Presidential Betting Odds on 2016 US Election Still Active Overseas

on December 13, 2016
presidential betting odds Donald Trump

Sportsbooks in the UK are still running presidential betting odds on President-elect Donald Trump’s November election win. (Image: Steve Pope/Getty Images)

Presidential betting on the 2016 United States election between Republican and President-elect Donald Trump and Democratic challenger Hillary Clinton are still active at sportsbooks in the United Kingdom.

Betting shops in the UK aren’t convinced Trump will be inaugurated on January 20, 2017, due to allegations that Russia interfered with the November 8 election. There’s also the rare possibility that the Electoral College will refuse to vote in Trump.

British bookmaker Ladbrokes is asking bettors if President Barack Obama will still be in office on February 1, 11 days into what should be Trump’s first term. The line forces gamblers to decide if they truly believe Trump will become the 45th president of the United States.

The odds on Obama still being president in February are 10/1.

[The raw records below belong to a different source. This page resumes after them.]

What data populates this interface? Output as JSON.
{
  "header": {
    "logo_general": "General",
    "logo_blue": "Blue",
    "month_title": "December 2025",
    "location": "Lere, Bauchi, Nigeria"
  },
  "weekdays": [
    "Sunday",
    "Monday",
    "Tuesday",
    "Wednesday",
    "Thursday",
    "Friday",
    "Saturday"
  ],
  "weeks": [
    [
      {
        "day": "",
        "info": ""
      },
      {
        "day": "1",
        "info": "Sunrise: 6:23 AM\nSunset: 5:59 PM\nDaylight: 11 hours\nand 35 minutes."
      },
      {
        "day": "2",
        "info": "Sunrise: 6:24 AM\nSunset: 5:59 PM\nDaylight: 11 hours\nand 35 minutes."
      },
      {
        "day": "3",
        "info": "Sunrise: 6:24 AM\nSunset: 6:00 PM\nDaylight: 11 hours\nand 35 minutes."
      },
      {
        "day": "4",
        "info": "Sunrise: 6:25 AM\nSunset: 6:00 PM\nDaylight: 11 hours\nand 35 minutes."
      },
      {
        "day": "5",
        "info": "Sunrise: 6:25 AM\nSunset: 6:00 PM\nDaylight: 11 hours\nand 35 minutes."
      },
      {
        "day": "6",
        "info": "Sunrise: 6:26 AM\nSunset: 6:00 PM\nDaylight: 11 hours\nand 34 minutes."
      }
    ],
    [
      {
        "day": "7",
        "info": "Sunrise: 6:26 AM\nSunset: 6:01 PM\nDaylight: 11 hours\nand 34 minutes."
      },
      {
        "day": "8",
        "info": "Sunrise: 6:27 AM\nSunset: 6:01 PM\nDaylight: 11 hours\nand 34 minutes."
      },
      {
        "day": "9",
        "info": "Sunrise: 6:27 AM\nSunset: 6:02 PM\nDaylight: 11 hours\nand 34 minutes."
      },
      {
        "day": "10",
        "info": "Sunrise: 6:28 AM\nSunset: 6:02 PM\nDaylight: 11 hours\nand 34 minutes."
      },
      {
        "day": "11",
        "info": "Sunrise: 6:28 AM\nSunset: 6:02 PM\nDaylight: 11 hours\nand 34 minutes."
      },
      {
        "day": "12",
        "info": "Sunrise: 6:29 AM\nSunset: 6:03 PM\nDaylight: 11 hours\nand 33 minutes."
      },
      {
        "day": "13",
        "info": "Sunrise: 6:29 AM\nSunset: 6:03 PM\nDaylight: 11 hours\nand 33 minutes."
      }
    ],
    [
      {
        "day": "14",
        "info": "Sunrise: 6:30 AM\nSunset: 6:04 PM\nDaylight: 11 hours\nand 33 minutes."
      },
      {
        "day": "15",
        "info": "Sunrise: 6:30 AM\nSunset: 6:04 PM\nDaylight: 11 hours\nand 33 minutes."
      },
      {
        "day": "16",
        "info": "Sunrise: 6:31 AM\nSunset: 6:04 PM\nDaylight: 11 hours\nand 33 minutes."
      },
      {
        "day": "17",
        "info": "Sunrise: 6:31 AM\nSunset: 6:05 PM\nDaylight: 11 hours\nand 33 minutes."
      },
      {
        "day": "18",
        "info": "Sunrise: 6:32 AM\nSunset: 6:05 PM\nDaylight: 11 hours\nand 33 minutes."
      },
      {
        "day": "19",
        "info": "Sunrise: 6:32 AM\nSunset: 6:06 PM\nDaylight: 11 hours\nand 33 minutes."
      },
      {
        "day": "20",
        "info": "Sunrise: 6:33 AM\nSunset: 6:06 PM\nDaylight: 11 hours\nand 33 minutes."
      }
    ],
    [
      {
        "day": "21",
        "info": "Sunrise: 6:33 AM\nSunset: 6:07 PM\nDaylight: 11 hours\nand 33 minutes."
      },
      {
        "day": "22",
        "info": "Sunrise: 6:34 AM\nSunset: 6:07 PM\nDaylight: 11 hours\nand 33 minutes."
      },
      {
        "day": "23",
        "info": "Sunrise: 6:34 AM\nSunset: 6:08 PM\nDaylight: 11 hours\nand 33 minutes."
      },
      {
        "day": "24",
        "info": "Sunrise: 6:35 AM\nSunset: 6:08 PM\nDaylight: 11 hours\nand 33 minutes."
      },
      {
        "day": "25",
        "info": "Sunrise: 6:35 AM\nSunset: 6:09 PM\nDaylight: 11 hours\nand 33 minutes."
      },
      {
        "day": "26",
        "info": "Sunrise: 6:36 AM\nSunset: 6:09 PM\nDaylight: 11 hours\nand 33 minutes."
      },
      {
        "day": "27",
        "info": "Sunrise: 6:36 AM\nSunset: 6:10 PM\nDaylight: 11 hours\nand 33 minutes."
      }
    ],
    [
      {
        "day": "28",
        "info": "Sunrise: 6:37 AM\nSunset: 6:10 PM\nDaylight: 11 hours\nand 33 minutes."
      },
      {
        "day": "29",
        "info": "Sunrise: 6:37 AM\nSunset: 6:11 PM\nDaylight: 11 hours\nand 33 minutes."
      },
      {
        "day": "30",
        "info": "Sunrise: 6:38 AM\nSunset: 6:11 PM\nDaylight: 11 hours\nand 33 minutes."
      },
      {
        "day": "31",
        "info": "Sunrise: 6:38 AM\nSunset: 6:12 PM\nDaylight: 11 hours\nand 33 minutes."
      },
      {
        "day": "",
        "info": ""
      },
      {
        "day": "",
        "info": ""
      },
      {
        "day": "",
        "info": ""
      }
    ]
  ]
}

The Central Intelligence Agency (CIA) says there’s mounting evidence that Russian President Vladimir Putin at the very least tried to influence the presidential election outcome. Trump said on Fox News Sunday over the weekend that the claims are flat-out ridiculous.

“It’s just another excuse. I don’t believe it. I don’t believe that at all,” Trump said. “They have no idea if it’s Russia or China or somebody. It could be somebody sitting in a bed some place. I mean they have no idea.”

The Bid Goes On

Trump is going to Washington regardless of his opponents trying to overturn the election results. And at the sportsbooks, the bets are continuing.

PredictIt.org, the online prediction betting market that is offered to US citizens, is also still taking wagers on the 2016 presidential election. Trump is trading for 96 cents, Clinton is at 3 cents, and Vice President Joe Biden (D), Florida Senator Marco Rubio (R), Jeb Bush (R), and New Jersey Governor Chris Christie (R) are all offered at a penny.

Many Trump supporters believe it’s absurd that presidential betting odds are still a thing considering Election Day has come and gone. But since Clinton won the popular vote, at least as the current tally stands, and Trump won by amassing the electoral votes required for victory, the divisive results are fueling the controversial fire.

Favoring the Underdog

Most would believe that betting today against Trump winning the 2016 election would be about as smart as betting against the Chicago Cubs winning the 2016 World Series. But this election season has certainly been all about the long shot.

Trump was a 200-1 candidate in 2014, but his brash language quickly gained momentum within the Republican Party. He outlasted 16 major White House hopefuls in securing the GOP nomination.

Though Clinton’s campaign was flooded with scandal, primarily her use of a private email server while secretary of state, oddsmakers and pollsters gave Trump little chance of defeating the longtime politician.

Online sportsbooks posted Clinton at -500 on November 7 to Trump at +350. PredictIt shares of Clinton were trading at 83 cents, and Trump at just 22 cents.

Betting on the outcome of an event that has already been realized is rather preposterous. But over the past 12 months, the unimaginable came into focus, and some bettors believe the 2016 excitement will bleed into the New Year.